27.07.2025
James soll "neugierig" sein
Die Gerüchteküche rund um LeBron James brodelt weiter, und das trotz seines noch laufenden Vertrags bei den Los Angeles Lakers. Während der 40-Jährige offiziell keine Entscheidung über sein Karriereende getroffen hat, rücken zwei Teams aus dem Westen zunehmend ins Blickfeld.

Laut NBA-Insider Marc Stein bleibt Golden State ein potenzieller Kandidat für ein mögliches "Last Dance"-Szenario mit James. Bereits zur Trade Deadline im Februar 2024 soll es intern Interesse gegeben haben, den viermaligen MVP nach San Francisco zu lotsen.

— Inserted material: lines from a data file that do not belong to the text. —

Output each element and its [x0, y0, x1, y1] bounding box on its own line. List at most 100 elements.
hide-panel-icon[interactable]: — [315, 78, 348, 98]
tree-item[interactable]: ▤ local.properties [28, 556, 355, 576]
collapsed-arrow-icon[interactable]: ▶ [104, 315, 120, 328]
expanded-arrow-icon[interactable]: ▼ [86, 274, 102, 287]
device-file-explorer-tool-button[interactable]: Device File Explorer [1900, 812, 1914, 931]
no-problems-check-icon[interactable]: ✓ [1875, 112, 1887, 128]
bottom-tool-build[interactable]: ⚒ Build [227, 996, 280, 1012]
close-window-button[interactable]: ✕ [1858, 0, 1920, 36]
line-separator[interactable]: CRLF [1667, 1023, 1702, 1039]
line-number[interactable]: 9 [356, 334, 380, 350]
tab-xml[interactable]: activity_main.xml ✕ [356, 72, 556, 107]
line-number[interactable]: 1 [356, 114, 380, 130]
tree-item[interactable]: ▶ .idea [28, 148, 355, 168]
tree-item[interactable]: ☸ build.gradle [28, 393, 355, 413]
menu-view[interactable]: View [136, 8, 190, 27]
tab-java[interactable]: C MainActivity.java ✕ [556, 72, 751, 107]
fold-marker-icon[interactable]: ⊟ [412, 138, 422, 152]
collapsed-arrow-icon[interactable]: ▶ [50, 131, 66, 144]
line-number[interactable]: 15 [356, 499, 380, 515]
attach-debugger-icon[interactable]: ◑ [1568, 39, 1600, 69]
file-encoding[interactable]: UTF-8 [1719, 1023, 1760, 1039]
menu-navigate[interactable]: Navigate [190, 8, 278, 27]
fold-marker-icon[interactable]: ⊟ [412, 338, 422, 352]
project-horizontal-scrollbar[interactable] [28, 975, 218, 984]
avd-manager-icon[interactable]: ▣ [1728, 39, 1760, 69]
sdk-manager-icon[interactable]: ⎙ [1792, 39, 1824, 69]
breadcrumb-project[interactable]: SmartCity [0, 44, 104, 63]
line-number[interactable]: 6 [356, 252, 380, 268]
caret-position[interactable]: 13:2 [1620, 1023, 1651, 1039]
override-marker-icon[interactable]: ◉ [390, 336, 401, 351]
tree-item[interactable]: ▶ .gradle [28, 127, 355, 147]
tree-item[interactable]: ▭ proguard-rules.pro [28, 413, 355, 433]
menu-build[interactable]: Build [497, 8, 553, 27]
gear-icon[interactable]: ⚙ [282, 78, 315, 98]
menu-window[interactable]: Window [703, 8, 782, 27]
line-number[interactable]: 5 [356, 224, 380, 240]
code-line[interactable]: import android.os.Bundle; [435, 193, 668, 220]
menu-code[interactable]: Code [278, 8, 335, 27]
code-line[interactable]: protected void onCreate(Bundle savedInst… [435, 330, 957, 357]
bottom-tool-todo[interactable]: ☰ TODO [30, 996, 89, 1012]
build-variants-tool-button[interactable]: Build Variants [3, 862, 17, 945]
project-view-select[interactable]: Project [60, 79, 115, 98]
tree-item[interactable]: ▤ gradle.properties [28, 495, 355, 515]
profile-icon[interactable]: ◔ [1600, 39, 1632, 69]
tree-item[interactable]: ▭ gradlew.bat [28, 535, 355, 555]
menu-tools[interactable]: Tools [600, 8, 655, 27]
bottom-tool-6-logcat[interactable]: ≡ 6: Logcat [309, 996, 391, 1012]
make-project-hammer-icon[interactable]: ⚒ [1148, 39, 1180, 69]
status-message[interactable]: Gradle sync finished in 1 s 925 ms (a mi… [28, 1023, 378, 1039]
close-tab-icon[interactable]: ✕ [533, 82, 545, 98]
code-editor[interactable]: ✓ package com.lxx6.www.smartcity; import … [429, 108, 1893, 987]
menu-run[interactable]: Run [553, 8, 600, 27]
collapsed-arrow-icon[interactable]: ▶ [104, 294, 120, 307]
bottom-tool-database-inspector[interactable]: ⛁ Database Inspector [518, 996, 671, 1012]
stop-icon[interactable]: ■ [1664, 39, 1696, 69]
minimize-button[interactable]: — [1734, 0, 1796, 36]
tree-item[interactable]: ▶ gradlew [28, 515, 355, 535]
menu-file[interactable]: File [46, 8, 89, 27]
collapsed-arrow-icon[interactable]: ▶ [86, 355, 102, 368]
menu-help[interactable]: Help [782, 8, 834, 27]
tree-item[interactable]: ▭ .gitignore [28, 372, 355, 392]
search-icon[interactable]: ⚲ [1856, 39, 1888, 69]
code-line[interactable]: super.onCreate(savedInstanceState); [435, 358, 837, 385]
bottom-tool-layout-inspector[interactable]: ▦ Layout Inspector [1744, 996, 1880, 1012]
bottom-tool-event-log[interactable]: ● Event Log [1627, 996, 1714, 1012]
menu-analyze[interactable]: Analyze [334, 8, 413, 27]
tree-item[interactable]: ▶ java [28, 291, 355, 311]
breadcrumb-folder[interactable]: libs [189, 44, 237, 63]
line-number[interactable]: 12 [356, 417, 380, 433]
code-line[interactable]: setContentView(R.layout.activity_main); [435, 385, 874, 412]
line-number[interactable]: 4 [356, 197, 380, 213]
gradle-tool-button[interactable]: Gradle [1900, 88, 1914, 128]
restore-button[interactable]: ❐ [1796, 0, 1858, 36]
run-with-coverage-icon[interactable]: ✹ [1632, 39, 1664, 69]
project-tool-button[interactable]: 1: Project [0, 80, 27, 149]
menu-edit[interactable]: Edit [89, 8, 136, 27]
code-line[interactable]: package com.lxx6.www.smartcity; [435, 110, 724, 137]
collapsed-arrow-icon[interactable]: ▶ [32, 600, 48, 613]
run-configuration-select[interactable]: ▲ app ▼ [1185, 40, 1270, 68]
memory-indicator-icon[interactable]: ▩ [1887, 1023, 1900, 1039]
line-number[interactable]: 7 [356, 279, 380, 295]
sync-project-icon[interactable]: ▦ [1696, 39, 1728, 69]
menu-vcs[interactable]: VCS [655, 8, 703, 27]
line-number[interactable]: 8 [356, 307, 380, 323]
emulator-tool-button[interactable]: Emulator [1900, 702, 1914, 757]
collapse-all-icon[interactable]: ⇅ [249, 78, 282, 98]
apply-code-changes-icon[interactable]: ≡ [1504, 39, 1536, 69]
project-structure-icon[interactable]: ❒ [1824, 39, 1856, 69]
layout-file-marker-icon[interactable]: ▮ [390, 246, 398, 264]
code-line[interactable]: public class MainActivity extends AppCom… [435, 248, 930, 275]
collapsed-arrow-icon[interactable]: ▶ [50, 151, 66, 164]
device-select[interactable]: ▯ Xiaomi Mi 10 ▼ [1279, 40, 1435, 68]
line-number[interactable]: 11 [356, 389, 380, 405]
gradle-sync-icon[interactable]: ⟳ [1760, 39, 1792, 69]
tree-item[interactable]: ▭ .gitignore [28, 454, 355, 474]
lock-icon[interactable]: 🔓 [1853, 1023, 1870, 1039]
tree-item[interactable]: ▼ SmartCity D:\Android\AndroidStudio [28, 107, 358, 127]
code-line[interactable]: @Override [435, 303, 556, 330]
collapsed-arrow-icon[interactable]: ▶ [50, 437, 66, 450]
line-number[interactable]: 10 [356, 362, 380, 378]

Ein Szenario, das Stein nun erneut ins Spiel bringt. "Ich glaube, dass die Warriors weiterhin eine Rolle spielen könnten, wenn LeBron wirklich über ein letztes Kapitel außerhalb von L.A. nachdenkt", so Stein.
Ein gemeinsames Kapitel mit Stephen Curry, seinem langjährigen Rivalen und Partner, wäre aus sportlicher wie medialer Sicht ein Blockbuster-Move. Ob die Warriors den finanziellen Spielraum dafür finden, ist bei ihrer angespannten Cap-Situation jedoch fraglich. Immerhin kämpfen sie derzeit noch um Lösungen mit Jonathan Kuminga und um Wunschverstärkungen wie Al Horford.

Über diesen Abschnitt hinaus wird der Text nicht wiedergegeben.